Liz’s Weekly Poetry Series: Participation
I have a lot of respect for Joshua Clover. He has made the choice to risk what too many American poets timidly avoid—participation:
In some ways, Clover, a California native with two volumes of poetry to his name, is reminiscent of poets like the Soviet Union’s Joseph Brodsky or Chile’s Pablo Neruda, for whom the life of the poet was inherently political. At the very least, they were not hidden away in MFA programs, but engaged with the real world and its all-too-real problems. While the American poet is often shy, poets in other parts of the world have had to be bold.
I consider any intersection between politics and poetry to be fascinating, so naturally Clover’s participation in OWS direct action got my attention.
From this Harriet piece by Mathew Timmons, I found this wonderful collaborative statement written by Joshua Clover and Juliana Spahr:
And we would like to say that we think poets have been very involved in politics this last year or three, and we believe they have been involved and committed in part because they are poets but that doesn’t mean they have been involved only as poets. And this distinction seems crucial right now. It may be that the present situation asks us to give a lot of our time to other matters, and we write less poetry in this case, and that is the answer adequate to politics. But this is still what we do as people who write poetry — we are not renouncing this desire that is poetry by recognizing that politics sometimes wants other things of us. And it may be that we feel the need to engage the present situation with poems — that, again, does not make us more or less people who write poems. Maybe we are saying something as improbable as it is simple: that being a poet, if it is to be in any way meaningful, doesn’t mean being a person who engages the world through poems. It means being a person who is in the world and for whom writing poems is one possibility in trying to figure out what is needed. It means recognizing the political as the case, as the situation, before we have been captured by the question that begins, “As poets….” We ask first: what does the situation need to help it along? Poems are neither the answer nor not.

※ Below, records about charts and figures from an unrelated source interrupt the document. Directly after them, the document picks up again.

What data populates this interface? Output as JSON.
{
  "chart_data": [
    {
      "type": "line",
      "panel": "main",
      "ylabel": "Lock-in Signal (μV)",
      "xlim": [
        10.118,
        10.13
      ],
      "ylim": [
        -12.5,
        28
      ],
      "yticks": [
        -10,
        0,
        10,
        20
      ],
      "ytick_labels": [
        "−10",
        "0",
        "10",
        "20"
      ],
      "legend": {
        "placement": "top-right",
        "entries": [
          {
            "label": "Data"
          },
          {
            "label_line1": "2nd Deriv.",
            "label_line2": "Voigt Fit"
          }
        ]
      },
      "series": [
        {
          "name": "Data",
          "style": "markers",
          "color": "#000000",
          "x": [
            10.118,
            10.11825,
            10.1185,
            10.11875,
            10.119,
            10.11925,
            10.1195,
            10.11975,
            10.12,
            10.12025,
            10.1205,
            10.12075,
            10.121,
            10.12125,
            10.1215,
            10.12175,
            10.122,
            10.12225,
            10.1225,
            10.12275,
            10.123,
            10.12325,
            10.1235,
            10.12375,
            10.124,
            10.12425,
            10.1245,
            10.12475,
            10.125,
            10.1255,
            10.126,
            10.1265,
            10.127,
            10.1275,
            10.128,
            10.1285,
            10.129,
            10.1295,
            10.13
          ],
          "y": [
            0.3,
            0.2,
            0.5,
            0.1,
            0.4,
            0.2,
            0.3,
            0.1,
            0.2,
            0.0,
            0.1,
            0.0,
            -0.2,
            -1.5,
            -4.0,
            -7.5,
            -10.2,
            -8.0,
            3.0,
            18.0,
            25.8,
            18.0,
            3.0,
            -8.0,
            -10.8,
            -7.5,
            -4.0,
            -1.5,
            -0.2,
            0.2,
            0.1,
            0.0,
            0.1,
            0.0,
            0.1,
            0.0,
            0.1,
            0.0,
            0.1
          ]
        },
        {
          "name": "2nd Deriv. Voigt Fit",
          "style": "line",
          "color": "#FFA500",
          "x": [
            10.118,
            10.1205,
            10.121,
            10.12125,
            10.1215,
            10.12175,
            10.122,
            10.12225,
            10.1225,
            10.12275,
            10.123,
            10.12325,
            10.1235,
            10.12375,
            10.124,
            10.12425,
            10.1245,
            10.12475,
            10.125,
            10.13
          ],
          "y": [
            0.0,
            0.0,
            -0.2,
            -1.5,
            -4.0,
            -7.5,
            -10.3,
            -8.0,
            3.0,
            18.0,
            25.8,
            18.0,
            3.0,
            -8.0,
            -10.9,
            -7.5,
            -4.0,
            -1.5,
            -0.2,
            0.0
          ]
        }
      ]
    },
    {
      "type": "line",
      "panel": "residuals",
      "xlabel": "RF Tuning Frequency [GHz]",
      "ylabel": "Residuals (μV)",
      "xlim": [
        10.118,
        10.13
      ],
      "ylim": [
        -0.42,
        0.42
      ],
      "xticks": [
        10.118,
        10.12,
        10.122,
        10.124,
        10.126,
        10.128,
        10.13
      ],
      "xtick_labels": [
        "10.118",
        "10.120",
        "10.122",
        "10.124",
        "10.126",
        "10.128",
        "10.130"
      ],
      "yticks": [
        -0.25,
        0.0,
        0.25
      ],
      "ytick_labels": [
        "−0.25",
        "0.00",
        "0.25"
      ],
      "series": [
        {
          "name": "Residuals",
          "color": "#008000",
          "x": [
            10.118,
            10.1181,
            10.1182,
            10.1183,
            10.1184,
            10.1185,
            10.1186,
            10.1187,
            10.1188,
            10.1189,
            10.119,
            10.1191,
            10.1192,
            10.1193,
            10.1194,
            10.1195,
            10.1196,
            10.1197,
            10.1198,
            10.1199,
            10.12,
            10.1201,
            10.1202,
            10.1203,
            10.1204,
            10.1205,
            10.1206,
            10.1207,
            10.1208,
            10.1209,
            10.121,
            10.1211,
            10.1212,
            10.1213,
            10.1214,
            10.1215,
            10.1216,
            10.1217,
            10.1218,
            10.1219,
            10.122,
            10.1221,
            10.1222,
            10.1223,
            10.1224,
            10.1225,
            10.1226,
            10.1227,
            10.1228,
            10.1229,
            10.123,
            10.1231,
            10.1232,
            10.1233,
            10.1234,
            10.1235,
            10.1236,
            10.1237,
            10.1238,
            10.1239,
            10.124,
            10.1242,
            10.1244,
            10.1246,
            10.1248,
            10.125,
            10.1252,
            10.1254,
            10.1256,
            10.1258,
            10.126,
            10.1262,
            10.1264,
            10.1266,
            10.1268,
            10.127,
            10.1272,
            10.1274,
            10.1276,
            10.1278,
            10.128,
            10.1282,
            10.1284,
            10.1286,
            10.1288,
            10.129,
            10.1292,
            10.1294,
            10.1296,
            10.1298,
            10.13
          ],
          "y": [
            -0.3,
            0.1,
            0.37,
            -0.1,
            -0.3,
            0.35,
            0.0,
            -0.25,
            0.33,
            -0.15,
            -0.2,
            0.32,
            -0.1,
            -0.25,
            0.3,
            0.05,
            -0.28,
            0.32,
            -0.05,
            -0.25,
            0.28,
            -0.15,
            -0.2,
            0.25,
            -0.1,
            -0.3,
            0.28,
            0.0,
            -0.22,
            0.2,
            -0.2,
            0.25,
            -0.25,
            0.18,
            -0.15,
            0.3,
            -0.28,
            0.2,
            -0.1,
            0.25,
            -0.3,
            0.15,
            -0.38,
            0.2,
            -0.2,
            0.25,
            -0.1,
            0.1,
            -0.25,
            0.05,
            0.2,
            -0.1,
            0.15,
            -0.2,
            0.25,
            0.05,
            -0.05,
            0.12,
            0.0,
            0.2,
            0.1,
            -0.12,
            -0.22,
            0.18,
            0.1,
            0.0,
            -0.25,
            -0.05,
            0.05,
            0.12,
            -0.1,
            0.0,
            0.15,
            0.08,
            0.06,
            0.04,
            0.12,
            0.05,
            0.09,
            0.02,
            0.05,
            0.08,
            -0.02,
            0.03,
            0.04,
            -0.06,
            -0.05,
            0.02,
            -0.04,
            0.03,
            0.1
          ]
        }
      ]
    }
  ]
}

For a sample of neither the answer nor not, this week’s poem comes from Clover’s the totality for kids (2005, University of California Press) enjoy!:
BENEATH THE ABSTRACT LIVES THE EPHEMERAL
You cannot remember whether, at this
Corner, years before, you turned left or right.
Inside this immanent sigh, a city
Under the sign of the Ferris wheel,
The bullet-pocked clock tower. A city
Upflung from notes sprawled in the cool
Margins of the ghostly, the great cities.
City about nothing at all: it will not
Speak of me or others, of love or youth
Or anything else. And the city called
The Antipast toward which you travel
And travel, where rain is falling across
A grammar of skyline, rain is filling
The April air with silver quotation marks.